Image légendée
Elisabeth Bik, microbiologiste néerlandaise spécialisée dans la détection d’images truquées, montre les duplications d’images qu’elle a trouvées dans un article scientifique, le 15 juin 2021 à San Francisco, en Californie © AFP/Archives Amy Osborne

Une image de rat au pénis géant, une autre montrant une jambe humaine comportant trop d’os, des formulations suspectes… Des exemples récents confirment une utilisation de plus en plus importante de l’intelligence artificielle (IA) dans les publications scientifiques, au détriment de leur qualité.

Si les spécialistes reconnaissent l’intérêt d’outils comme ChatGPT pour aider à la rédaction de contenus, notamment en matière de traduction pour tous les chercheurs dont l’anglais n’est pas la langue maternelle, plusieurs rétractations opérées récemment par des revues ont mis en lumière l’existence de pratiques malhonnêtes. 
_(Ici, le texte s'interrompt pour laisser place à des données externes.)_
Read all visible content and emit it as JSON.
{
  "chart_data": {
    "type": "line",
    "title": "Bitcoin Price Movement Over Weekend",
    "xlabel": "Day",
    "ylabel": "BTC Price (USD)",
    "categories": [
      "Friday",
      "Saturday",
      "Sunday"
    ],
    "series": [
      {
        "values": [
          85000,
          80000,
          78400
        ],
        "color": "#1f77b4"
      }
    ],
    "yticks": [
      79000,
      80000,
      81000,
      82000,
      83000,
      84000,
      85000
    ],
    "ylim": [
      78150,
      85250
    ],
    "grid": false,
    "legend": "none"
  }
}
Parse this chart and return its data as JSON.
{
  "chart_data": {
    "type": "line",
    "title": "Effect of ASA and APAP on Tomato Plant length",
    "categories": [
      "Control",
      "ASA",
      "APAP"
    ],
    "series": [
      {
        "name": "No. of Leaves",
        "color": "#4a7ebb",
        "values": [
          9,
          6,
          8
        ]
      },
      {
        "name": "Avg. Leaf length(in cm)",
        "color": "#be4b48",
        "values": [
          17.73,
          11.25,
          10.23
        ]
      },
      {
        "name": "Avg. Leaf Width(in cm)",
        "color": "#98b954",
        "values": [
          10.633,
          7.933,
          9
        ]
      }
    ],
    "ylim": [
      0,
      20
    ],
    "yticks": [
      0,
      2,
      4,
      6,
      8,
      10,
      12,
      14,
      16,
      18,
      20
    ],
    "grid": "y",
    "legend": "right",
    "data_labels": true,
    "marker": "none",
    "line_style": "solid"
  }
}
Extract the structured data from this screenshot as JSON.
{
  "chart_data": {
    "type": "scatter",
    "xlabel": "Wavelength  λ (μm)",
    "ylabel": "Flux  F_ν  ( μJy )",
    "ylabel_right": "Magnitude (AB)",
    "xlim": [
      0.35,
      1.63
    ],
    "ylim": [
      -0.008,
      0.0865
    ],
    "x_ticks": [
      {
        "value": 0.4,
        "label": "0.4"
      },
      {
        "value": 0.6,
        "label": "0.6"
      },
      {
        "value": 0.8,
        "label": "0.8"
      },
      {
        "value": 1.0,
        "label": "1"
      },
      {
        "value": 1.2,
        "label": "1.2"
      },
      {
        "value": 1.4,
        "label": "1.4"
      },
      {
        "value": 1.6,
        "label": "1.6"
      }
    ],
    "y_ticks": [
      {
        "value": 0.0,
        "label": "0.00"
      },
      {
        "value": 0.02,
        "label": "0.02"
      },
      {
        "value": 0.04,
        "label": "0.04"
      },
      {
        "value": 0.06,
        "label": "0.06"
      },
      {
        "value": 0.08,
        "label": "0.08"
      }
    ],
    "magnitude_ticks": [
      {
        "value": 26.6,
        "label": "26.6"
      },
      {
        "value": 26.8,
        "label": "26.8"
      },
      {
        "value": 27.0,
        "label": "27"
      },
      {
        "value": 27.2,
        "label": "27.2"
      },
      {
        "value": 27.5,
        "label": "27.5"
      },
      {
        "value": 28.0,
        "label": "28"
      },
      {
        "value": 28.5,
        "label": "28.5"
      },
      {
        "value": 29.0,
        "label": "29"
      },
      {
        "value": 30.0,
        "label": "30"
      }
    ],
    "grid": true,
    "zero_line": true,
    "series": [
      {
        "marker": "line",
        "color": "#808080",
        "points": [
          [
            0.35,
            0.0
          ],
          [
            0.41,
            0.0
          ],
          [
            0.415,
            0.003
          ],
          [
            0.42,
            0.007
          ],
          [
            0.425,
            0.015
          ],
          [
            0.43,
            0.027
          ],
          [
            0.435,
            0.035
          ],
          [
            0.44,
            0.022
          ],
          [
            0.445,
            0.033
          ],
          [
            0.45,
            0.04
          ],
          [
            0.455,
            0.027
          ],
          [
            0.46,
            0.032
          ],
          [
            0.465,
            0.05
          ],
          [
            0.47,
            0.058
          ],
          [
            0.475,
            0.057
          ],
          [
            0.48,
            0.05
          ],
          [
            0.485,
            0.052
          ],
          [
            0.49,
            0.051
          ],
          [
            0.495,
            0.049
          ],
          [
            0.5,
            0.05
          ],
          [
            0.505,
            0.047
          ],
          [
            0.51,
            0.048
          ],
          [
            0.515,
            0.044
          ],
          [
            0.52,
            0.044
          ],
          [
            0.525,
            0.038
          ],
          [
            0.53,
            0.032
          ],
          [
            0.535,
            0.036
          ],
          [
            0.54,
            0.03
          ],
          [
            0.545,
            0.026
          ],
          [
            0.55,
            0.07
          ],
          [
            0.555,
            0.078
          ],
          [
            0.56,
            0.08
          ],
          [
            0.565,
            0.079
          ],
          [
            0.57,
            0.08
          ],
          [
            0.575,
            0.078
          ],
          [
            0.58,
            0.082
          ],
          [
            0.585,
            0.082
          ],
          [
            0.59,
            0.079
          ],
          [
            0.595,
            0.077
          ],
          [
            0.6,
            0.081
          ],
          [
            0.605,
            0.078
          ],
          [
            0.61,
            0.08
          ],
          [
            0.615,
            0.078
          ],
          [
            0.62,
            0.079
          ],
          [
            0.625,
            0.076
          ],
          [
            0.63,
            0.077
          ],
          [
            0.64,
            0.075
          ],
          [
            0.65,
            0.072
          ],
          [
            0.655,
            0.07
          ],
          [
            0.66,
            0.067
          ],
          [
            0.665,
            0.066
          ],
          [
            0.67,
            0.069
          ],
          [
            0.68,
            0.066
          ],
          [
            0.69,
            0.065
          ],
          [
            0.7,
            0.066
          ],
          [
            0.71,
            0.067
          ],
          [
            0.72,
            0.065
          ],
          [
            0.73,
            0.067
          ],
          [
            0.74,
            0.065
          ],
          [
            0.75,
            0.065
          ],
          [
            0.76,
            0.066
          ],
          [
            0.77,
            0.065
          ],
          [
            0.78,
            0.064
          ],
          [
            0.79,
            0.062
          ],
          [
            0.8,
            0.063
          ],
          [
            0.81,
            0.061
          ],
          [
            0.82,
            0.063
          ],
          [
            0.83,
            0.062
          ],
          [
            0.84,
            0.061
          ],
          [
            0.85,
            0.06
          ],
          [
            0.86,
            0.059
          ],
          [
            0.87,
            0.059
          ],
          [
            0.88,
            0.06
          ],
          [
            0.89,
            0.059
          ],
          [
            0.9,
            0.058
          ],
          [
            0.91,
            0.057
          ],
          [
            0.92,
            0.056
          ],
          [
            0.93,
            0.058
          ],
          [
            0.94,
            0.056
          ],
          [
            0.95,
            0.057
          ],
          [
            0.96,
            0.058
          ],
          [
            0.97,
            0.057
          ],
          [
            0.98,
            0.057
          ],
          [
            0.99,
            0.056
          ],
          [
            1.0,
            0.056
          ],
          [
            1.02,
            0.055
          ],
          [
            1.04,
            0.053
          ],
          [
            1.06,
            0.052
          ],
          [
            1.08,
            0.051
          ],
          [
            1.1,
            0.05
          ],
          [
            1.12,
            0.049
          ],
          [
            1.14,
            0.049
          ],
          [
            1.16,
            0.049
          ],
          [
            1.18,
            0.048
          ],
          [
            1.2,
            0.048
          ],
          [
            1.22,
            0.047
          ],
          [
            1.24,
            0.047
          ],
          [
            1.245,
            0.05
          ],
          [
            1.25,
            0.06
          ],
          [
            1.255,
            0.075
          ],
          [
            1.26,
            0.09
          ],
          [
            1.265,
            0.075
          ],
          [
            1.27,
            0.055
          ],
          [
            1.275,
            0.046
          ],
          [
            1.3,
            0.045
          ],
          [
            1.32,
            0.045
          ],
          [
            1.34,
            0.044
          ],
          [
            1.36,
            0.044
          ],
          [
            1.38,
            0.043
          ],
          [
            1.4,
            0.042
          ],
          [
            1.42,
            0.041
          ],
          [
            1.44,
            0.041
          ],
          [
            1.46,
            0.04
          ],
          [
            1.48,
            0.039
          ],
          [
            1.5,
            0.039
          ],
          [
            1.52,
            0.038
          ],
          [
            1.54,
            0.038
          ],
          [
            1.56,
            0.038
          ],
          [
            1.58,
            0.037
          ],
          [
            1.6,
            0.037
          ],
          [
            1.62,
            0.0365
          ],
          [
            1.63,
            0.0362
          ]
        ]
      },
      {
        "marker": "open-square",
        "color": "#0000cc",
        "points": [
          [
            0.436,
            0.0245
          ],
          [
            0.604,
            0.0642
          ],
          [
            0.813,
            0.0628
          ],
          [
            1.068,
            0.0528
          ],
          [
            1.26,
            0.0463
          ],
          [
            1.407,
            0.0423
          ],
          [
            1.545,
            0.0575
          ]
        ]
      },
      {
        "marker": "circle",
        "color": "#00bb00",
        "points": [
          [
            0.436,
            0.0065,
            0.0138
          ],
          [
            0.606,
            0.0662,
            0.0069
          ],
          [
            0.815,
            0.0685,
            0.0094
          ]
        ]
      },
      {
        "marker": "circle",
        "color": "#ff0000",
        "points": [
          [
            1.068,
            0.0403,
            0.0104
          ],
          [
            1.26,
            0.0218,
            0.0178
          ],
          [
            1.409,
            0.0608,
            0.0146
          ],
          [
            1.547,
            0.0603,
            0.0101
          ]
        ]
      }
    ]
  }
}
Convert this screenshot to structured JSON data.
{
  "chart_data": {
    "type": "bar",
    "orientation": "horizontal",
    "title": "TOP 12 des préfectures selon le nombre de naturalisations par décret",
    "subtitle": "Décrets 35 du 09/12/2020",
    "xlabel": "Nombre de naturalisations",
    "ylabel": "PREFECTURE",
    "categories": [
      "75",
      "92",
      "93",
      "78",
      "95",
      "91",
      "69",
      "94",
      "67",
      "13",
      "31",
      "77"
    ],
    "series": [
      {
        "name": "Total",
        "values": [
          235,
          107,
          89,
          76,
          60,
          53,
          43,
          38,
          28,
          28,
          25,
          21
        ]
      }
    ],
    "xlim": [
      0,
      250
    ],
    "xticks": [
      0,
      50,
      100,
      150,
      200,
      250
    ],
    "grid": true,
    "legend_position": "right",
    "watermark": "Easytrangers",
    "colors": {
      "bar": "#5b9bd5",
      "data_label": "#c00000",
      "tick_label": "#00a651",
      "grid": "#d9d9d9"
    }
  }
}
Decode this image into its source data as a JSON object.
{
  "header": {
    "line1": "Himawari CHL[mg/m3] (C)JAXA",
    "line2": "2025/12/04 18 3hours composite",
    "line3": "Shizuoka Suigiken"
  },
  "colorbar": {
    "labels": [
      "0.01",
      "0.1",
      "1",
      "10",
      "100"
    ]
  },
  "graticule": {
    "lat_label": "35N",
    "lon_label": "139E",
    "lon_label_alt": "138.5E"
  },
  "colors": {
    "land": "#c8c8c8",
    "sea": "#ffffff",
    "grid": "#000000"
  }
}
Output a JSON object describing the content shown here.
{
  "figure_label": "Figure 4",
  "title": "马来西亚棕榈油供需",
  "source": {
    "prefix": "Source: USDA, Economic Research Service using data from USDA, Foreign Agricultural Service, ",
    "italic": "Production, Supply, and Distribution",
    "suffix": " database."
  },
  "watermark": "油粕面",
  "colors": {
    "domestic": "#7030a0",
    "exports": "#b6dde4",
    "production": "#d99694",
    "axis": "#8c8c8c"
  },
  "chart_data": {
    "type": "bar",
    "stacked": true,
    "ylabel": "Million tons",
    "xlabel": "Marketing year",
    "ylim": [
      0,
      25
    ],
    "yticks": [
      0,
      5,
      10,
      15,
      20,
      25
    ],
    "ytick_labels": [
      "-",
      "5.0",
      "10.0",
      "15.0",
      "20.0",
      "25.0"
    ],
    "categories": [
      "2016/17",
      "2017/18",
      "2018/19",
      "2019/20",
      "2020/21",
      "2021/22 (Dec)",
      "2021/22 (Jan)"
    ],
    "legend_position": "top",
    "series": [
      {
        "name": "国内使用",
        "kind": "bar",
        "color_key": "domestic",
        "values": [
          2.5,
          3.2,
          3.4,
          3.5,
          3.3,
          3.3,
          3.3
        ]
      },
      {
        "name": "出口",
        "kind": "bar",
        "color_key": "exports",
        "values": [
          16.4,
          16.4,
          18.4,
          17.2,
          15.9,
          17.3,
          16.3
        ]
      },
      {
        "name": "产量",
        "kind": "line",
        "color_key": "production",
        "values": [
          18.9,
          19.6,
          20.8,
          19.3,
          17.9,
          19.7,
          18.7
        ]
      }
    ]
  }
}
En début d’année, une illustration représentant un rat aux organes génitaux surdimensionnés, largement partagée sur les réseaux sociaux, a conduit au retrait d’une étude publiée au sein d’une revue de la maison d’édition universitaire Frontiers, poids lourd du secteur. Le mois dernier, une autre étude a été retirée après avoir présenté une image de jambe humaine comportant… trop d’os.

Au-delà de ces illustrations erronées, le plus grand bouleversement du secteur semble venir de ChatGPT, l’outil conversationnel développé par l’entreprise américaine OpenAI et basé sur l’IA. Une étude publiée par le groupe d’édition scientifique britannique Elsevier est ainsi devenue virale en mars : son introduction débutait par « certainement, voici une introduction possible pour votre sujet », une formule typique des réponses de ChatGPT.

« Usines à articles »

Ces ratés embarrassants, ayant échappé à la vigilance des experts chargés de relire les études avant publication, restent rares et n’auraient probablement pas passé les filtres de contrôle des revues les plus prestigieuses, ont affirmé plusieurs spécialistes. 

Le recours à l’IA est souvent difficile à détecter, mais semble bien en nette augmentation dans la littérature scientifique. Andrew Gray, bibliothécaire au sein de l’University College de Londres, a ainsi épluché des millions d’articles scientifiques à la recherche de mots tels que « méticuleux », « complexe », ou « louable », souvent surutilisés par l’IA. Selon lui, au moins 60 000 articles auraient été produits avec l’IA en 2023, soit 1 % de la production annuelle, et l’année 2024 devrait marquer une « augmentation significative » de ces chiffres.

Quant à l’association américaine Retraction Watch, elle a observé un record de 13 000 rétractations d’articles dans le domaine scientifique en 2023, du jamais vu. Pour Ivan Oransky, l’un de ses co-fondateurs, l’IA permet désormais d’« industrialiser » la production de papiers « bidon » par des « usines » à articles. Ces acteurs produisent de nombreux articles de mauvaise qualité, plagiés ou faux, affirme la microbiologiste néerlandaise spécialisée dans la détection d’images truquées Elisabeth Bik. 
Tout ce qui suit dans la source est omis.